We have to restart the discussion about the very nature of government and about the relationship between the individual and society. Now it concerns the whole mankind, not just the citizens of one particular country. To discuss this means to look at the canonically structured theoretical discussion about socialism (or communism) and to learn an uncompromising lesson from the inevitable collapse of communism 18 years ago. It is not about climatology. It is about freedom. This should be the main message of our conference.”
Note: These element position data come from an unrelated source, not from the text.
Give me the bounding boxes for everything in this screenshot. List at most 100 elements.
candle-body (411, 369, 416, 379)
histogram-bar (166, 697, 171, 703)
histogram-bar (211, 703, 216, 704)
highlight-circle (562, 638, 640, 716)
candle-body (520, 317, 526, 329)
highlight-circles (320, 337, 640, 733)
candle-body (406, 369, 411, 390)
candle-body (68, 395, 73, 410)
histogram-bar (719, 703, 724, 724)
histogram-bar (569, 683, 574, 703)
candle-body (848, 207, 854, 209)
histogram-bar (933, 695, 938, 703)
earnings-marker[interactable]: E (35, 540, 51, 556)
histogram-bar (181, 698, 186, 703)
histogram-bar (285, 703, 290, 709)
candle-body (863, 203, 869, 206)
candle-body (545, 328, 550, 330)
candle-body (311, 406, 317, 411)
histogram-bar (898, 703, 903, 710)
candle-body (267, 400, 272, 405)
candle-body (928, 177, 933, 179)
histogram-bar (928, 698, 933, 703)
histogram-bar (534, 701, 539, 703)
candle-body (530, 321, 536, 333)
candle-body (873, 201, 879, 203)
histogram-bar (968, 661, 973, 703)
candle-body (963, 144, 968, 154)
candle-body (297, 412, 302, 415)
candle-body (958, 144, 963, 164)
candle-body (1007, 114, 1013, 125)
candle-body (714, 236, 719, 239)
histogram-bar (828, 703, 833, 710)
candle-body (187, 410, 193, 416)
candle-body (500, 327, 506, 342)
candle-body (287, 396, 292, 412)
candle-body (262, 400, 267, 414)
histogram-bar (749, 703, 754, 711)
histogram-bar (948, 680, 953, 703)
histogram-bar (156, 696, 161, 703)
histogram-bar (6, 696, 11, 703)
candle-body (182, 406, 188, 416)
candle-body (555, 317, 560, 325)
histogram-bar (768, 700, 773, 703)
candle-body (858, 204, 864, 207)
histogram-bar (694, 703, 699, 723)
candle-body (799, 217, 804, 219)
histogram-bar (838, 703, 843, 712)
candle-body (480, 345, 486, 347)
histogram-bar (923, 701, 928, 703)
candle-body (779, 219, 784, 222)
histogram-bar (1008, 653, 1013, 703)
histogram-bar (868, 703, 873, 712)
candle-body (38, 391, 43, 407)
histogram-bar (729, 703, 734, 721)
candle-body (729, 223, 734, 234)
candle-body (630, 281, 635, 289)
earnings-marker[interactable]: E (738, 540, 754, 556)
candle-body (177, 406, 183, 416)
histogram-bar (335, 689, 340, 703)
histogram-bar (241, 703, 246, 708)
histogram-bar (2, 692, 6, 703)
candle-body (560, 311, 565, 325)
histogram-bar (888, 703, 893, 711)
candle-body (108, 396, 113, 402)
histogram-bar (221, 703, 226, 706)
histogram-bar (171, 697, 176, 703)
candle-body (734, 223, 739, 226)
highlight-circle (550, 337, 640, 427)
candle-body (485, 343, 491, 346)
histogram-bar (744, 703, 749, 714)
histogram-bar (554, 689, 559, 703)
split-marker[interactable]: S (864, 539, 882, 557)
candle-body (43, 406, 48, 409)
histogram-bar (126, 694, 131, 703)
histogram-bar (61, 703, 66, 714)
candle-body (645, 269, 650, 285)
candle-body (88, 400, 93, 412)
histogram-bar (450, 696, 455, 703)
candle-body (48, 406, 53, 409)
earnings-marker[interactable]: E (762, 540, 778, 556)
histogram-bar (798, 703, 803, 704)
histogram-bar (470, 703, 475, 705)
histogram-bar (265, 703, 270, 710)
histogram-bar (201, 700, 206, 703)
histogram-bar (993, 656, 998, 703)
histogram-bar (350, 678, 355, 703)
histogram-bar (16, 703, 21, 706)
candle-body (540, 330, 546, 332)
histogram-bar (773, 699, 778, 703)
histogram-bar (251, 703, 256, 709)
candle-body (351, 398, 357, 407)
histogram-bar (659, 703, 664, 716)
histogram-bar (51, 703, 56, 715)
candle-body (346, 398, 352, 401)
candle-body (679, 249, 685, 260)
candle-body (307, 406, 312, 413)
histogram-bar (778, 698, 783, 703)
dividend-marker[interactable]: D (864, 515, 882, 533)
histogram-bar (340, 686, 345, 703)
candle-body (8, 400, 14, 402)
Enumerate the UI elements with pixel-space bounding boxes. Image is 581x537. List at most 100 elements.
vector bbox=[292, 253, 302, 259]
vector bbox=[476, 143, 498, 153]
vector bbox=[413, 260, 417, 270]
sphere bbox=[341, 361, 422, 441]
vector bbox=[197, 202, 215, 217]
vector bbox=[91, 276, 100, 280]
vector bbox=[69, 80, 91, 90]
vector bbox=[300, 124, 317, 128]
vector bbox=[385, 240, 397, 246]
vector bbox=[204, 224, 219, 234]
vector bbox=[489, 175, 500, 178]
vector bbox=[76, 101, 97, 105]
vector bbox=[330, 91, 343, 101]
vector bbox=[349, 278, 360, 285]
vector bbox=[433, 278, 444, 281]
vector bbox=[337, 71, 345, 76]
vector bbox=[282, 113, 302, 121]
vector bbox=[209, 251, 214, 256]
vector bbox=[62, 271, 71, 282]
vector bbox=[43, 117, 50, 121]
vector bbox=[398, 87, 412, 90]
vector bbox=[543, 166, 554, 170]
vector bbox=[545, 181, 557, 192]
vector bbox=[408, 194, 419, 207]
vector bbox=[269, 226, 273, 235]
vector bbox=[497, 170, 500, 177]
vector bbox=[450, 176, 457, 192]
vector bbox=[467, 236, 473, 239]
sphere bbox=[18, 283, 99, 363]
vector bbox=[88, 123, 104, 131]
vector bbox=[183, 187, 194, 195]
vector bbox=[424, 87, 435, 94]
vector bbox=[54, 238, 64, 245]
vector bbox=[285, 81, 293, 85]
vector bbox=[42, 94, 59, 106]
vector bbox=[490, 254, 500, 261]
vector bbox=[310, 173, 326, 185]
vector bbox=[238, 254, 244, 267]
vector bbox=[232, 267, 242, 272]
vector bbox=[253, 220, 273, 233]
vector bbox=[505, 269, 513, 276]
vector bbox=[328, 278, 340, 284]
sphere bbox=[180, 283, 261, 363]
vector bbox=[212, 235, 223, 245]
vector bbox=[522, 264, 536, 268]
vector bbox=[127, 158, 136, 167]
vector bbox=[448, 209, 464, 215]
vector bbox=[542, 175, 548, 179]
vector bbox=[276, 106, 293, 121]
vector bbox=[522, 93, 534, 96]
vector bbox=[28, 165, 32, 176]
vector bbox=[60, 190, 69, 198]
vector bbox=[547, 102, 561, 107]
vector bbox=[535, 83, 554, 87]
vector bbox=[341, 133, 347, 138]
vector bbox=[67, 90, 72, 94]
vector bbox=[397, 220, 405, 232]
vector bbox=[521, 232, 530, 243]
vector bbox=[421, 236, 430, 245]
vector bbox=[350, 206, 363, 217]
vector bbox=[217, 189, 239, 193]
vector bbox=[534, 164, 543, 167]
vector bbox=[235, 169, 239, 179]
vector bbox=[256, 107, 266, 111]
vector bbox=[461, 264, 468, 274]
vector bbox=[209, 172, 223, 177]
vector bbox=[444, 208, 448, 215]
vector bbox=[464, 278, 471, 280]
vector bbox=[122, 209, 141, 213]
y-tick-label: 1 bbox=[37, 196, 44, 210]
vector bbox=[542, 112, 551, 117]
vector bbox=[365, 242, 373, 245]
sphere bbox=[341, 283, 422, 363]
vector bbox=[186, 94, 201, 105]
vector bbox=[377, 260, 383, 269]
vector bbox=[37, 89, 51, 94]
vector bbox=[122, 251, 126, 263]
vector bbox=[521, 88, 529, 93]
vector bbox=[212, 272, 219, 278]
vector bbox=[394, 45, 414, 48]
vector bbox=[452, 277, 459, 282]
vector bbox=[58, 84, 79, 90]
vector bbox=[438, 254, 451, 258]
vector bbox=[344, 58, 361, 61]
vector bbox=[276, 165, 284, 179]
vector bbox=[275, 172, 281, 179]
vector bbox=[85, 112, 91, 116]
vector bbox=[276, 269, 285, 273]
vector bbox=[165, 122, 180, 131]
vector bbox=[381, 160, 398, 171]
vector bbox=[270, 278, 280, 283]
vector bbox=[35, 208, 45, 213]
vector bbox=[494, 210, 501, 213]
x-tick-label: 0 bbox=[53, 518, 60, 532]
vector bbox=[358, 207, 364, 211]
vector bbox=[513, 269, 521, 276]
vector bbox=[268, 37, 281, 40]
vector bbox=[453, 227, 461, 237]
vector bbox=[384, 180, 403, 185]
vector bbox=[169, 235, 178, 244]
Icecap Note: The attendees left the conference with renewed vigor and enthusiam and many new contacts and ideas. Many told of countless others who wanted to join them but could not get time off from their jobs, could not afford the trip to New York City, or feared their attendance might affect their employment, a sad state of affairs. As I have noted this is not the sum total of the Climate Realists but the tip of the iceberg of what is very likely a silent majority of scientists in climatology, meteorology and allied sciences who do not endorse what is said to be the consensus position. There was a variety of opinions as there should be in science and all were tolerated. There was no group think or stagnant thinking as we find at other so called Climate Conferences. We thank the Heartland and the many other co-sponsors for their efforts in making this possible and so successful.